Using Large Pages under 64-bit Linux and the MPI stack
I was wondering if there has been any performance
comparison of the various (or any) Intel MPI messaging functions on an Intel64 platform
using large Linux pages (2MiB) vs the "standard" 4KiB pages.
are several benefits when large pagers are used, including the
reduction in TLB miss rates and the larger space for pre-fetching (2MiB
MPI stacks especially those coupled with a RDMA based communications stack on other platforms has shown improvements when large pages are used to transfer large messages as the VM operations do not get as much in the way.
Is there any direction in Intel to make large pages more easily accessible to apps vs the Intel MPI stack?
You've beat this to death, and now you're grasping at straws. In the MPI applications we tested, all the benefits and penalties of huge pages came into play without tinkering with message passing. I find it hard to imagine that an IB or other rdma capable adaptor would be designed so as to depend on huge pages to pass extremely large messages on the architectures which support primarily 4KB pages. It seems a stretch to imagine that weakness in prefetching impacts performance of rdma messages of >4KB. If you can persuade someone to support 64K pages on their future architecture, then it might be logical to assure that MPI takes advantage of it.

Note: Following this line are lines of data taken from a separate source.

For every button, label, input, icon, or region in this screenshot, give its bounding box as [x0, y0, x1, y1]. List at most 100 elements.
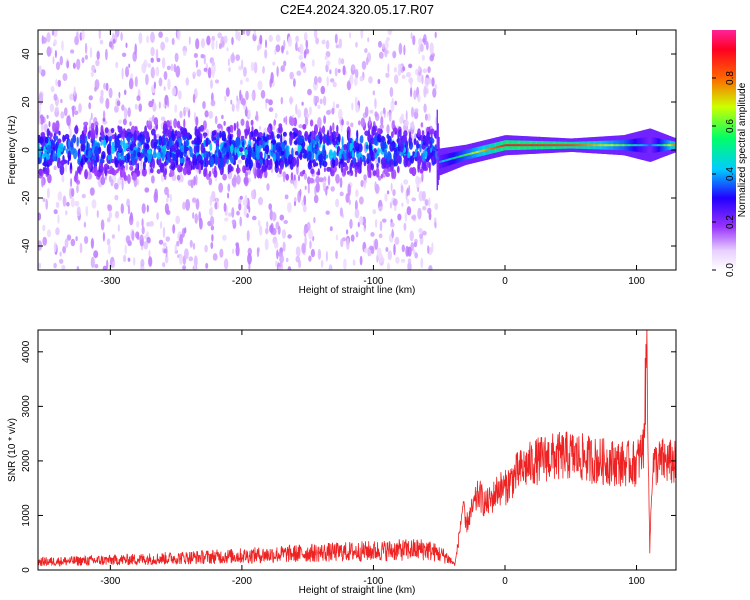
- spectrogram-noise-blob: [359, 196, 364, 205]
- spectrogram-band-blob: [114, 132, 117, 142]
- spectrogram-noise-blob: [283, 220, 289, 224]
- spectrogram-noise-blob: [192, 242, 196, 250]
- spectrogram-band-blob: [425, 142, 429, 147]
- spectrogram-noise-blob: [59, 55, 63, 66]
- spectrogram-band-blob: [302, 123, 307, 130]
- spectrogram-signal-ridge: [486, 148, 488, 151]
- spectrogram-band-blob: [419, 169, 424, 174]
- spectrogram-noise-blob: [268, 203, 273, 211]
- spectrogram-band-blob: [255, 162, 261, 169]
- spectrogram-signal-ridge: [665, 144, 667, 147]
- spectrogram-noise-blob: [228, 67, 231, 72]
- spectrogram-band-blob: [87, 160, 92, 170]
- spectrogram-noise-blob: [42, 198, 46, 202]
- spectrogram-noise-blob: [206, 35, 211, 46]
- spectrogram-noise-blob: [313, 75, 318, 85]
- spectrogram-signal-ridge: [573, 144, 576, 147]
- spectrogram-noise-blob: [301, 200, 305, 207]
- spectrogram-noise-blob: [148, 250, 151, 258]
- spectrogram-noise-blob: [236, 210, 240, 216]
- spectrogram-noise-blob: [116, 100, 121, 107]
- spectrogram-band-blob: [222, 173, 227, 181]
- spectrogram-signal-ridge: [596, 144, 599, 147]
- spectrogram-band-blob: [377, 133, 382, 143]
- spectrogram-noise-blob: [166, 65, 171, 71]
- spectrogram-band-blob: [416, 151, 420, 161]
- spectrogram-band-blob: [118, 144, 122, 152]
- spectrogram-noise-blob: [414, 108, 419, 113]
- spectrogram-noise-blob: [192, 93, 196, 104]
- spectrogram-noise-blob: [174, 244, 177, 253]
- spectrogram-band-blob: [336, 124, 339, 133]
- spectrogram-noise-blob: [121, 178, 124, 191]
- spectrogram-band-blob: [392, 169, 397, 180]
- spectrogram-signal-ridge: [530, 144, 532, 147]
- spectrogram-band-blob: [124, 142, 129, 149]
- spectrogram-signal-ridge: [524, 144, 526, 147]
- spectrogram-signal-ridge: [489, 148, 491, 151]
- spectrogram-noise-blob: [422, 230, 427, 236]
- spectrogram-noise-blob: [308, 106, 312, 116]
- spectrogram-noise-blob: [295, 35, 299, 43]
- spectrogram-band-blob: [199, 124, 204, 132]
- spectrogram-band-blob: [278, 167, 282, 175]
- spectrogram-noise-blob: [123, 107, 128, 120]
- spectrogram-signal-ridge: [560, 144, 563, 147]
- spectrogram-band-blob: [338, 161, 341, 169]
- spectrogram-noise-blob: [155, 48, 159, 61]
- spectrogram-noise-blob: [351, 64, 356, 71]
- spectrogram-signal-ridge: [563, 144, 565, 147]
- spectrogram-band-blob: [307, 176, 311, 185]
- spectrogram-band-blob: [267, 154, 271, 159]
- spectrogram-noise-blob: [359, 215, 364, 225]
- spectrogram-band-blob: [241, 154, 246, 160]
- spectrogram-noise-blob: [260, 89, 266, 99]
- spectrogram-signal-ridge: [593, 144, 595, 147]
- spectrogram-band-blob: [156, 145, 161, 150]
- spectrogram-noise-blob: [182, 265, 187, 270]
- spectrogram-band-blob: [255, 110, 259, 121]
- spectrogram-noise-blob: [211, 234, 214, 242]
- spectrogram-noise-blob: [403, 44, 406, 56]
- spectrogram-band-blob: [221, 130, 226, 141]
- spectrogram-band-blob: [208, 177, 213, 186]
- spectrogram-signal-ridge: [663, 144, 665, 147]
- spectrogram-noise-blob: [427, 207, 432, 215]
- spectrogram-band-blob: [44, 137, 49, 144]
- spectrogram-band-blob: [73, 110, 79, 115]
- spectrogram-signal-ridge: [621, 144, 623, 147]
- spectrogram-noise-blob: [108, 87, 113, 99]
- spectrogram-signal-ridge: [576, 144, 578, 147]
- spectrogram-noise-blob: [355, 41, 358, 48]
- spectrogram-noise-blob: [305, 39, 309, 49]
- spectrogram-band-blob: [285, 173, 290, 181]
- spectrogram-signal-ridge: [436, 149, 438, 151]
- spectrogram-noise-blob: [114, 194, 119, 201]
- spectrogram-noise-blob: [406, 198, 410, 204]
- spectrogram-band-blob: [354, 166, 358, 174]
- spectrogram-noise-blob: [427, 245, 430, 254]
- spectrogram-noise-blob: [329, 78, 335, 83]
- spectrogram-band-blob: [176, 148, 180, 156]
- spectrogram-signal-ridge: [554, 144, 556, 147]
- spectrogram-noise-blob: [150, 31, 155, 43]
- spectrogram-noise-blob: [146, 236, 151, 244]
- spectrogram-band-blob: [117, 151, 120, 161]
- spectrogram-signal-ridge: [630, 144, 632, 147]
- spectrogram-noise-blob: [248, 205, 251, 213]
- spectrogram-signal-ridge: [549, 144, 552, 147]
- spectrogram-signal-ridge: [535, 144, 537, 147]
- spectrogram-noise-blob: [245, 30, 251, 37]
- spectrogram-noise-blob: [304, 116, 309, 127]
- colorbar-tick-label: 0.6: [725, 119, 736, 133]
- spectrogram-band-blob: [90, 128, 96, 139]
- spectrogram-noise-blob: [212, 69, 215, 78]
- spectrogram-signal-ridge: [480, 150, 483, 153]
- spectrogram-noise-blob: [295, 41, 298, 52]
- spectrogram-noise-blob: [393, 67, 397, 73]
- spectrogram-noise-blob: [302, 65, 307, 74]
- spectrogram-band-blob: [225, 140, 231, 145]
- spectrogram-band-blob: [346, 157, 351, 164]
- spectrogram-band-blob: [46, 128, 50, 138]
- spectrogram-band-blob: [251, 149, 257, 160]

As you noticed I am just asking and not promoting anything. I admit I don't have much experience with large pages on Linux/Intell clusters and that is exactly why I am looking into this topic. I do have personal experience in UNIX/RISC HPC environmnets were both compute bound tasks and RDMA capable transports gain tangible performance improvement with large pages.
It may be the case that the different h/w prefetchers can make better use of the large pages in other platforms. For RDMA and User-Level types of communications stacks mapping large pages of messaging buffers directly to user space saves the kernel overhead to map multiple tinny pages vs a large one. At least this is wha happens in the UNIX/RISC environmnet I am familiar.

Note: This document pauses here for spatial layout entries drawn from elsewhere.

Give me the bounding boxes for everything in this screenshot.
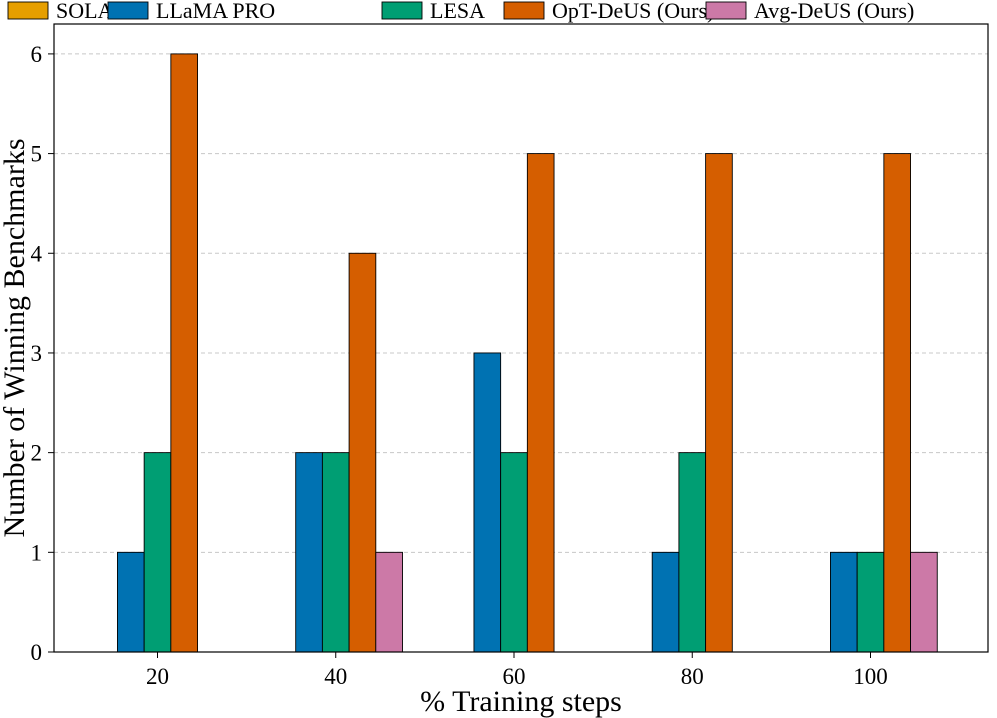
x-tick-label: 60 [503, 664, 526, 689]
y-tick-label: 5 [31, 142, 43, 167]
legend-item: LLaMA PRO [107, 0, 275, 23]
bars [116, 53, 938, 653]
bar-llama-pro-80 [651, 551, 680, 653]
x-tick-label: 100 [853, 664, 888, 689]
y-tick-label: 0 [31, 640, 43, 665]
legend: SOLAR LLaMA PRO LESA OpT-DeUS (Ours) Avg-DeU… [7, 0, 914, 23]
y-axis-title: Number of Winning Benchmarks [0, 139, 31, 538]
bar-opt-deus-ours-80 [705, 153, 733, 653]
plot-frame [53, 23, 989, 653]
bar-llama-pro-40 [295, 452, 323, 653]
legend-swatch [381, 1, 423, 20]
x-axis-ticks: 20 40 60 80 100 [146, 652, 888, 689]
bar-lesa-60 [500, 452, 528, 653]
bar-llama-pro-100 [830, 551, 858, 653]
y-tick-label: 2 [31, 441, 43, 466]
bar-llama-pro-60 [473, 352, 502, 653]
bar-llama-pro-20 [116, 551, 145, 653]
legend-item: Avg-DeUS (Ours) [705, 0, 914, 23]
bar-opt-deus-ours-60 [526, 153, 555, 653]
bar-lesa-80 [678, 452, 707, 653]
bar-lesa-40 [321, 452, 350, 653]
legend-label: OpT-DeUS (Ours) [552, 0, 714, 23]
legend-label: LESA [430, 0, 485, 23]
y-tick-label: 6 [31, 42, 43, 67]
legend-swatch [705, 1, 747, 20]
legend-swatch [7, 1, 49, 20]
legend-item: LESA [381, 0, 485, 23]
x-tick-label: 20 [146, 664, 169, 689]
bar-opt-deus-ours-40 [348, 252, 377, 653]
bar-lesa-20 [143, 452, 172, 653]
y-tick-label: 4 [31, 241, 43, 266]
legend-item: OpT-DeUS (Ours) [503, 0, 714, 23]
legend-label: Avg-DeUS (Ours) [754, 0, 914, 23]
bar-opt-deus-ours-20 [170, 53, 199, 653]
x-tick-label: 80 [681, 664, 704, 689]
y-tick-label: 1 [31, 540, 43, 565]
legend-swatch [503, 1, 545, 20]
bar-avg-deus-ours-100 [910, 551, 938, 653]
bar-avg-deus-ours-40 [375, 551, 403, 653]
y-tick-label: 3 [31, 341, 43, 366]
bar-opt-deus-ours-100 [883, 153, 911, 653]
bar-lesa-100 [856, 551, 885, 653]
legend-swatch [107, 1, 149, 20]
x-axis-title: % Training steps [420, 685, 622, 718]
x-tick-label: 40 [324, 664, 347, 689]
legend-label: LLaMA PRO [156, 0, 275, 23]
y-axis-ticks: 0 1 2 3 4 5 6 [31, 42, 54, 665]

From my questions to these forums you can see I am a newcommer in the Intel64/Linux world however, I am not unfamiliar with processor or system level issues. I have been installing and learning the Intel platform, s/w tools and MPI stacks in our recent iDataPlex nehalem-EP cluster since this Spring 2010 (see here "http://sc.tamu.edu/systems/eos"). I do have experience with the UNIX/RISC world ("http://sc.tamu.edu/systems/hydra") and for me it is great I can compare head-to-head at all interesting levels these two seemingly different but actually converging approaches.
I am interested in investigating things myself, making comparisons and drawing even headed conclussions.

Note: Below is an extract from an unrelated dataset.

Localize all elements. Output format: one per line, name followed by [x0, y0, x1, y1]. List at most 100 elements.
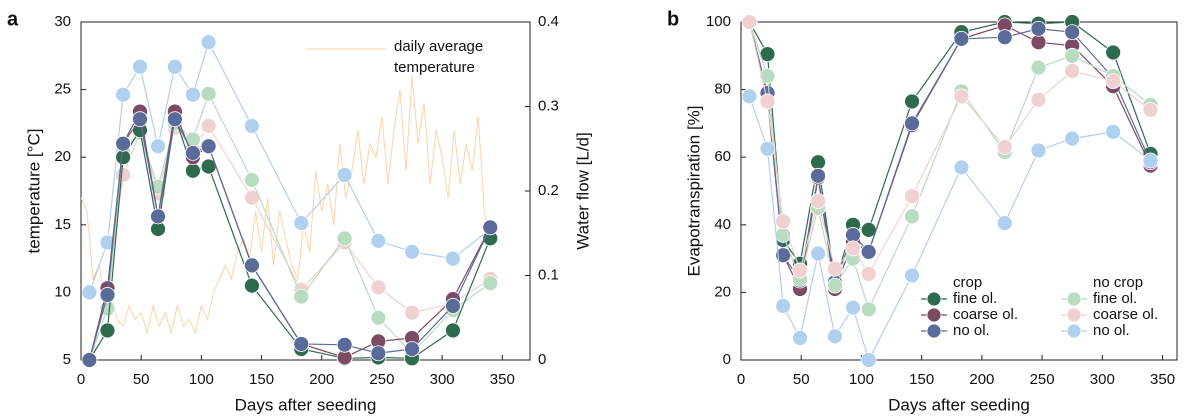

I am glad that you are replying to my questions because I feel you have a deeper exposure to Intel plaform internals than most people. I am glad because my objecive is to stire up intelligent discussion and get some answers not available in Intel's documentation.
Believe me I have spent a lot of effort to consolidate and correlate relevant information in one coherent place for both Intel64/nehalem/IB and UNIX/Power5+/HPS
As a matter of fact this lack of a single place were the detailed system operations and the COST of operations is presented is very FRUSTRATING to people who try to squeeze the most out of the platform. Please pass this comment on to Intel people
Pls keep responding to my questions with the usual insightful contents. And also feel free to inquire about the equvalent things in the UNIX/RISC world so we can have a mutually useful and informative exchange.
And YES I would love to see 64KiB pages supported by I am not sure how much needs to get retrofit into the VM/TLB design on Intel64.